Generalization of the derivative of accumulation function: 1st fundamental theorem of calculus

Question

The 1st fundamental theorem of calculus: $$ \frac{d}{dx} \left[\int_a^x f(t)\,dt) \right]=f(x),\qquad x \in (a,b). $$ No textbook says that this can be generalized into the scenario where $x$ is less than $a$ and where $f$ is continuous for $x<a$. In fact, $x$ can be anything other than $a$, as long as $f$ is continuous in the regions in question.
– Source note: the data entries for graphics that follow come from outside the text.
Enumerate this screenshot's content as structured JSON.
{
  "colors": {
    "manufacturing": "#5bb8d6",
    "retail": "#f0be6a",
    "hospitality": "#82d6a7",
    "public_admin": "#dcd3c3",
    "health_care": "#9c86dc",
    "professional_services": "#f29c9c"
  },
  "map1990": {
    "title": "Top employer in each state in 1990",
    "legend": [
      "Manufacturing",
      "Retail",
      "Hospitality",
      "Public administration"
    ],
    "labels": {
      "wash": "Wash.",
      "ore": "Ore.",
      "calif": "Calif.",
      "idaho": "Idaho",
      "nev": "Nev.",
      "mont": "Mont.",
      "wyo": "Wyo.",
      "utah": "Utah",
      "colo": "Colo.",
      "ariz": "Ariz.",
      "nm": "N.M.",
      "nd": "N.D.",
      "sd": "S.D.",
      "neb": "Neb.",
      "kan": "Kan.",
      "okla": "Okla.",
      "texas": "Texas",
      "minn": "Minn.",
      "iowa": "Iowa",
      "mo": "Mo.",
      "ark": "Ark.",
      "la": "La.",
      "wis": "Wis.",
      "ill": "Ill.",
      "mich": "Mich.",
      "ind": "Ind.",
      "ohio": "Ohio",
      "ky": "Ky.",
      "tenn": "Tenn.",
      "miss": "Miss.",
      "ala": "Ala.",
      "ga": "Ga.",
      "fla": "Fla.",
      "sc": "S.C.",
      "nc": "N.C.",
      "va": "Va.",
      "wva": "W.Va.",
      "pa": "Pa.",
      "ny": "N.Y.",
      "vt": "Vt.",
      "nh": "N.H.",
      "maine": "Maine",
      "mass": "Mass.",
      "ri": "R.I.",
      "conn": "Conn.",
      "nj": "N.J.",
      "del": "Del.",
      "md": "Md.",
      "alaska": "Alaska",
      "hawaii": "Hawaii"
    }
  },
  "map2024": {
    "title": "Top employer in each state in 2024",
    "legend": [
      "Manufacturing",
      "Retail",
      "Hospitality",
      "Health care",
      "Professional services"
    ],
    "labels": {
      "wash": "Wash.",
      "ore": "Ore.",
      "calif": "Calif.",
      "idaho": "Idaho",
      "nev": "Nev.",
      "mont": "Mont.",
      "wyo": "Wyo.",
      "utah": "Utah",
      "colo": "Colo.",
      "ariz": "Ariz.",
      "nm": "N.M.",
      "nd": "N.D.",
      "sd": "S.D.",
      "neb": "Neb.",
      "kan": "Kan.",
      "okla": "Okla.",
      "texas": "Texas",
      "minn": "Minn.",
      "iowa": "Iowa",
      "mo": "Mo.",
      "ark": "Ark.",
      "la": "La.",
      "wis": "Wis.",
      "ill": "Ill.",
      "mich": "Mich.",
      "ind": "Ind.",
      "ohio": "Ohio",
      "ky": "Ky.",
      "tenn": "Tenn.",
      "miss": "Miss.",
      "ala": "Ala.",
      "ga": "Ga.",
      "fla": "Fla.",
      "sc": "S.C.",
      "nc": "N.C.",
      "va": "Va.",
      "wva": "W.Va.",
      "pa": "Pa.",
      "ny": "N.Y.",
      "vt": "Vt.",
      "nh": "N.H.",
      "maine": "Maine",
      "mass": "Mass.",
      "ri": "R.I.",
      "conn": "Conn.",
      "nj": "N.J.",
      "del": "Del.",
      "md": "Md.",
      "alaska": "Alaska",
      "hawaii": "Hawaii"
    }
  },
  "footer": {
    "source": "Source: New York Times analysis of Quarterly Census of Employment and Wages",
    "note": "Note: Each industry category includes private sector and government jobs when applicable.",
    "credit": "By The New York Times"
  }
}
Why is this not generalized in any textbook?

Answer 1

It is a bold claim that no textbook contains the desired generalization, but I am inclined to agree with you as I have never seen one.

The reason for this "omission" is simple: The (Riemann) integral $\int_a^b f(t)dt$ is defined for functions $f : [a,b] \to \mathbb R$ on an interval $[a,b]$, and here we have $a < b$.

If we critically examine this construction, we see that in most textbooks not even $\int_a^a f(t)dt$ is defined, and this integral is needed in order that $$F(x) = \int_a^x f(t)dt$$ is well-defined for $x = a$. It seems that most authors tacitly assume that $\int_a^a f(t)dt = 0$ which is of course justified. In a few textbooks it is essentially covered by the the general construction of the integral if we agree to consider $[a,a]$ as a (degenerate) interval. An example is "Baby Rudin": A partition of an interval $[a,b]$ is a finite sequence of points $x_i$ such that $a = x_0 \le x_1 \le \ldots \le x_{n-1} \le x_n = b$. Working with this concept we see that $\int_a^a f(t)dt = 0$. However, in most textbooks it is required that $a = x_0 < x_1 < \ldots < x_{n-1} < x_n = b$, hence $\int_a^a f(t)dt$ is not covered by the construction, and then $\int_a^a f(t)dt = 0$ becomes a definition. There are good reasons to do so.

1. For all $v \in (u,w)$ we have $$(*) \quad \int_u^w f(t)dt = \int_u^v f(t)dt + \int_v^w f(t)dt .$$ This generalizes to all $v \in [u,w]$ iff we set $\int_a^a f(t)dt = 0$.

2. The above function $F : (a,b] \to \mathbb R$ is continuous. We have $\lim_{x\to a} F(x) = 0$, thus a continuous extension to $[a,b]$ is obtained iff we set $F(a) = 0$.

We now come to your question. Integrals of the form $\int_c^d f(t)dt$ for $c > d$ are not considered in many textbooks, and thus it is no surprise that your generalization does not occur.

Of course, one usually defines $$(**) \quad \int_c^d f(t)dt = - \int_d^c f(t)dt. $$ This has good reasons. In fact, we want that $(*)$ is satisfied for all $u,v,w$ in the interval on which $f$ lives, and this enforces $(**)$. See for example Why does an integral change signs when flipping the boundaries? It has also a nice intuitive interpretation. If we integrate from $d$ to $c$, then we go in positive direction from $d$ to $c$ and any partition $P = (x_0,x_1,\ldots,x_n)$ of $[d,c]$ produces the factors $d_i =(x_{i+1}-x_i)$ in the Riemann sum. If we do it in the other direction, we get the factors $(x_i - x_{i+1}) = -d_i$. This leads to a change of sign of the whole Riemann sum.

For any integrable function $f : [a,b] \to \mathbb R$ and any $r \in [a,b]$ we can now define $$F_r : [a,b] \to \mathbb R, F_r(x) = \int_r^x f(t)dt .$$

For a continuous $f$ we then we have $F_r'(x) = f(x)$ for all $x \in [a,b]$ (see mathworker21's comment). In fact this is a trivial generalization of the standard theorem which says that $F'_a(x) = f(x)$ for all $x \in [a,b]$. Simply note that $F_r(x) = F_a(x) - F_a(r)$.